Metro Vancouver is taking its wastewater treatment to the next level.

Site preparation on the new North Shore Wastewater Treatment Plant is now complete and construction is about to begin on the $700-million project.

The plant is being built on a Metro Vancouver-owned site in the District of North Vancouver and is about two kilometres east of the existing Lions Gate Wastewater Treatment Plant, which has served the community for the past 50 years.

Once the old plant is decommissioned, the lands will be returned to the Squamish Nation.

“The plant is part of a regulatory upgrade to meet new wastewater standards. It’s a decision made nationally with the federal government,” said Fred Nenninger, Metro Vancouver’s director of policy planning and analysis, liquid waste services.

The Government of Canada released wastewater systems effluent regulations in 2012, and Nenninger said this plant is the first to implement the new standard in 2020, with the second being the Iona Island Wastewater Plant in Richmond, B.C.


The challenge here is to build a wastewater treatment plant that’s right across the street from commercial properties and close to residential structures

— Fred Nenninger

Metro Vancouver


Metro Vancouver awarded the design-build-finance contract in April 2017 to the ADApT consortium, which is comprised of Acciona Infrastructure, Dialog Design, Amec Foster Wheeler and TetraTech.

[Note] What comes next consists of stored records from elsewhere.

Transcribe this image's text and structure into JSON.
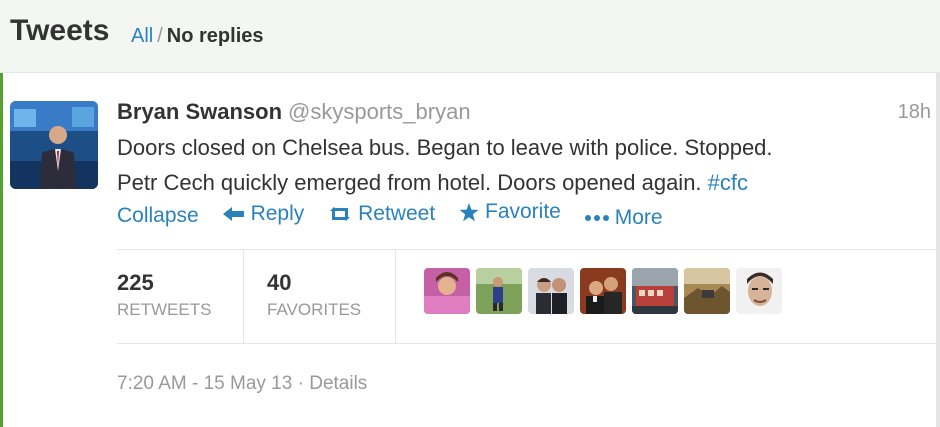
{
  "header": {
    "title": "Tweets",
    "filter_all": "All",
    "separator": "/",
    "filter_no_replies": "No replies"
  },
  "tweet": {
    "full_name": "Bryan Swanson",
    "username": "@skysports_bryan",
    "time_ago": "18h",
    "text_line1": "Doors closed on Chelsea bus. Began to leave with police. Stopped.",
    "text_line2": "Petr Cech quickly emerged from hotel. Doors opened again.",
    "hashtag": "#cfc",
    "actions": {
      "collapse": "Collapse",
      "reply": "Reply",
      "retweet": "Retweet",
      "favorite": "Favorite",
      "more": "More"
    },
    "stats": {
      "retweets_count": "225",
      "retweets_label": "RETWEETS",
      "favorites_count": "40",
      "favorites_label": "FAVORITES"
    },
    "timestamp": "7:20 AM - 15 May 13",
    "meta_separator": "·",
    "details": "Details"
  },
  "colors": {
    "link": "#2a82bd",
    "muted": "#999999",
    "text": "#333333"
  },
  "icons": [
    "reply-arrow-icon",
    "retweet-icon",
    "star-icon",
    "ellipsis-icon"
  ]
}
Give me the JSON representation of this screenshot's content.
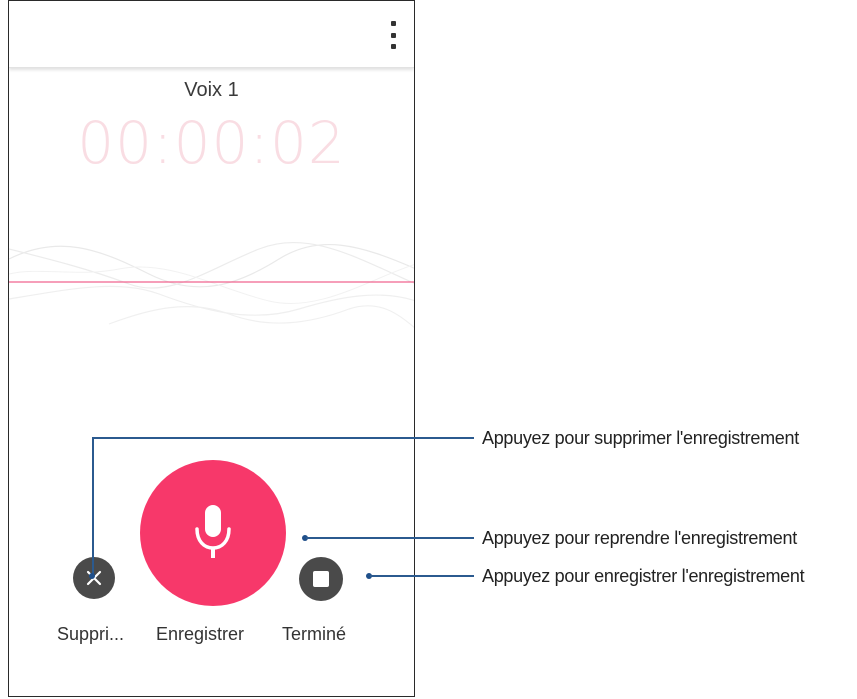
{
  "app": {
    "recording_title": "Voix 1",
    "timer": "00:00:02",
    "menu_icon": "more-vert-icon"
  },
  "controls": {
    "delete_label": "Suppri...",
    "record_label": "Enregistrer",
    "done_label": "Terminé",
    "delete_icon": "close-icon",
    "record_icon": "microphone-icon",
    "done_icon": "stop-icon"
  },
  "callouts": [
    {
      "text": "Appuyez pour supprimer l'enregistrement"
    },
    {
      "text": "Appuyez pour reprendre l'enregistrement"
    },
    {
      "text": "Appuyez pour enregistrer l'enregistrement"
    }
  ],
  "colors": {
    "accent": "#f7386a",
    "timer": "#f9dde3",
    "button_dark": "#4a4a4a",
    "callout": "#2b5a8f"
  }
}
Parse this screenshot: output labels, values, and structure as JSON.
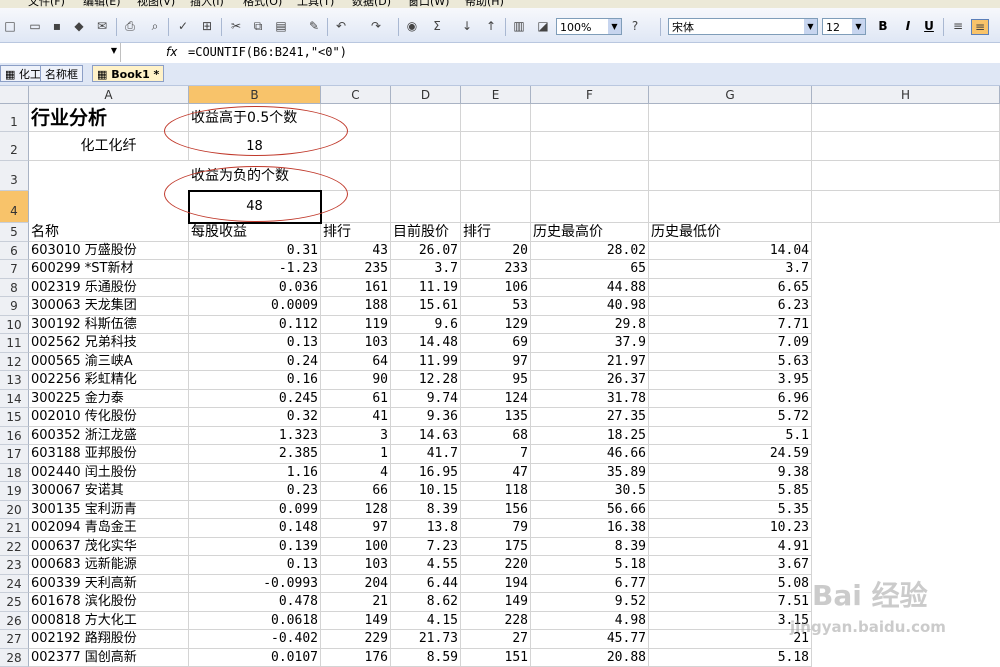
{
  "menu": [
    "文件(F)",
    "编辑(E)",
    "视图(V)",
    "插入(I)",
    "格式(O)",
    "工具(T)",
    "数据(D)",
    "窗口(W)",
    "帮助(H)"
  ],
  "toolbar": {
    "zoom": "100%",
    "font": "宋体",
    "font_size": "12",
    "bold": "B",
    "italic": "I",
    "underline": "U"
  },
  "formula_bar": {
    "fx": "fx",
    "formula": "=COUNTIF(B6:B241,\"<0\")"
  },
  "tabs": [
    "化工",
    "名称框",
    "Book1 *"
  ],
  "columns": [
    "A",
    "B",
    "C",
    "D",
    "E",
    "F",
    "G",
    "H"
  ],
  "header_cells": {
    "a1": "行业分析",
    "a2": "化工化纤",
    "b1": "收益高于0.5个数",
    "b2": "18",
    "b3": "收益为负的个数",
    "b4": "48"
  },
  "table": {
    "headers": [
      "名称",
      "每股收益",
      "排行",
      "目前股价",
      "排行",
      "历史最高价",
      "历史最低价"
    ],
    "rows": [
      [
        "603010 万盛股份",
        "0.31",
        "43",
        "26.07",
        "20",
        "28.02",
        "14.04"
      ],
      [
        "600299 *ST新材",
        "-1.23",
        "235",
        "3.7",
        "233",
        "65",
        "3.7"
      ],
      [
        "002319 乐通股份",
        "0.036",
        "161",
        "11.19",
        "106",
        "44.88",
        "6.65"
      ],
      [
        "300063 天龙集团",
        "0.0009",
        "188",
        "15.61",
        "53",
        "40.98",
        "6.23"
      ],
      [
        "300192 科斯伍德",
        "0.112",
        "119",
        "9.6",
        "129",
        "29.8",
        "7.71"
      ],
      [
        "002562 兄弟科技",
        "0.13",
        "103",
        "14.48",
        "69",
        "37.9",
        "7.09"
      ],
      [
        "000565 渝三峡A",
        "0.24",
        "64",
        "11.99",
        "97",
        "21.97",
        "5.63"
      ],
      [
        "002256 彩虹精化",
        "0.16",
        "90",
        "12.28",
        "95",
        "26.37",
        "3.95"
      ],
      [
        "300225 金力泰",
        "0.245",
        "61",
        "9.74",
        "124",
        "31.78",
        "6.96"
      ],
      [
        "002010 传化股份",
        "0.32",
        "41",
        "9.36",
        "135",
        "27.35",
        "5.72"
      ],
      [
        "600352 浙江龙盛",
        "1.323",
        "3",
        "14.63",
        "68",
        "18.25",
        "5.1"
      ],
      [
        "603188 亚邦股份",
        "2.385",
        "1",
        "41.7",
        "7",
        "46.66",
        "24.59"
      ],
      [
        "002440 闰土股份",
        "1.16",
        "4",
        "16.95",
        "47",
        "35.89",
        "9.38"
      ],
      [
        "300067 安诺其",
        "0.23",
        "66",
        "10.15",
        "118",
        "30.5",
        "5.85"
      ],
      [
        "300135 宝利沥青",
        "0.099",
        "128",
        "8.39",
        "156",
        "56.66",
        "5.35"
      ],
      [
        "002094 青岛金王",
        "0.148",
        "97",
        "13.8",
        "79",
        "16.38",
        "10.23"
      ],
      [
        "000637 茂化实华",
        "0.139",
        "100",
        "7.23",
        "175",
        "8.39",
        "4.91"
      ],
      [
        "000683 远新能源",
        "0.13",
        "103",
        "4.55",
        "220",
        "5.18",
        "3.67"
      ],
      [
        "600339 天利高新",
        "-0.0993",
        "204",
        "6.44",
        "194",
        "6.77",
        "5.08"
      ],
      [
        "601678 滨化股份",
        "0.478",
        "21",
        "8.62",
        "149",
        "9.52",
        "7.51"
      ],
      [
        "000818 方大化工",
        "0.0618",
        "149",
        "4.15",
        "228",
        "4.98",
        "3.15"
      ],
      [
        "002192 路翔股份",
        "-0.402",
        "229",
        "21.73",
        "27",
        "45.77",
        "21"
      ],
      [
        "002377 国创高新",
        "0.0107",
        "176",
        "8.59",
        "151",
        "20.88",
        "5.18"
      ]
    ]
  },
  "watermark": "Bai 经验",
  "watermark_url": "jingyan.baidu.com"
}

Challenges in building the new plant include its location in a dense, populated area.

“This plant is in a very congested urban location. The challenge here is to build a wastewater treatment plant that’s right across the street from commercial properties and close to residential structures,” Nenninger said.

“It had to be built with odour management systems so there are no odours from the facility.”

Odours are managed by ensuring all tankage is covered and odorous air is then collected from the plant and scrubbed with air filtration before it is discharged into the atmosphere.

“The schedule is all laid out with that end point of 2020. The foundation is already installed, there are 3,600 stone columns in the ground, pre-loading is going on now and we’ll have a concrete pour soon,” Nenninger said.

From a contractor perspective, he said, one of the biggest challenges was getting all the materials such as sand and stone columns to the site.

“We used barges to circumvent traffic issues on the North Shore, and the contractor used a shuttle bus service for employees coming from the North Vancouver sea bus terminal,” he added.

Nenninger also pointed to extensive consultation with the community before and during construction of the new plant.

“The architects spent time with the community and there will be a green roof, community plazas. The community has access to the roof and landscaping is used to disguise structures,” he said.

Consultation is ongoing throughout construction, Nenninger added, “but we started at the beginning with a blank canvas and spent a two-year period where we developed the plant.”

The facility will be designed to meet LEED Gold and current seismic standards and generate approximately 75 per cent less greenhouse gas emissions (GHG) than the existing treatment plant.

A heat recovery facility will capture thermal energy from treated sewage for use by North Vancouver residents via the Lonsdale Energy Corporation and is projected to reduce GHG emissions by 7,200 tonnes per year.

The Government of Canada is committing $212 million to the project with $193 million from the Province of B.C.

Dignitaries from the all three levels of government, the Squamish Nation and other officials gathered on Aug. 31 to mark the end of site preparation and ground reinforcement and the start of the official phase of construction.

“The North Shore Wastewater Treatment Plant is a win-win on all fronts. Not only will it provide a critical utility service, but it will use advanced technology to contribute renewable energy and lower greenhouse gas emissions,” said North Vancouver Mayor and Metro Vancouver Utilities Committee chair Darrell Mussatto in a statement.

“The new plant’s clean architectural design will integrate well into the neighbourhood and will bring new amenities to enhance the local community.”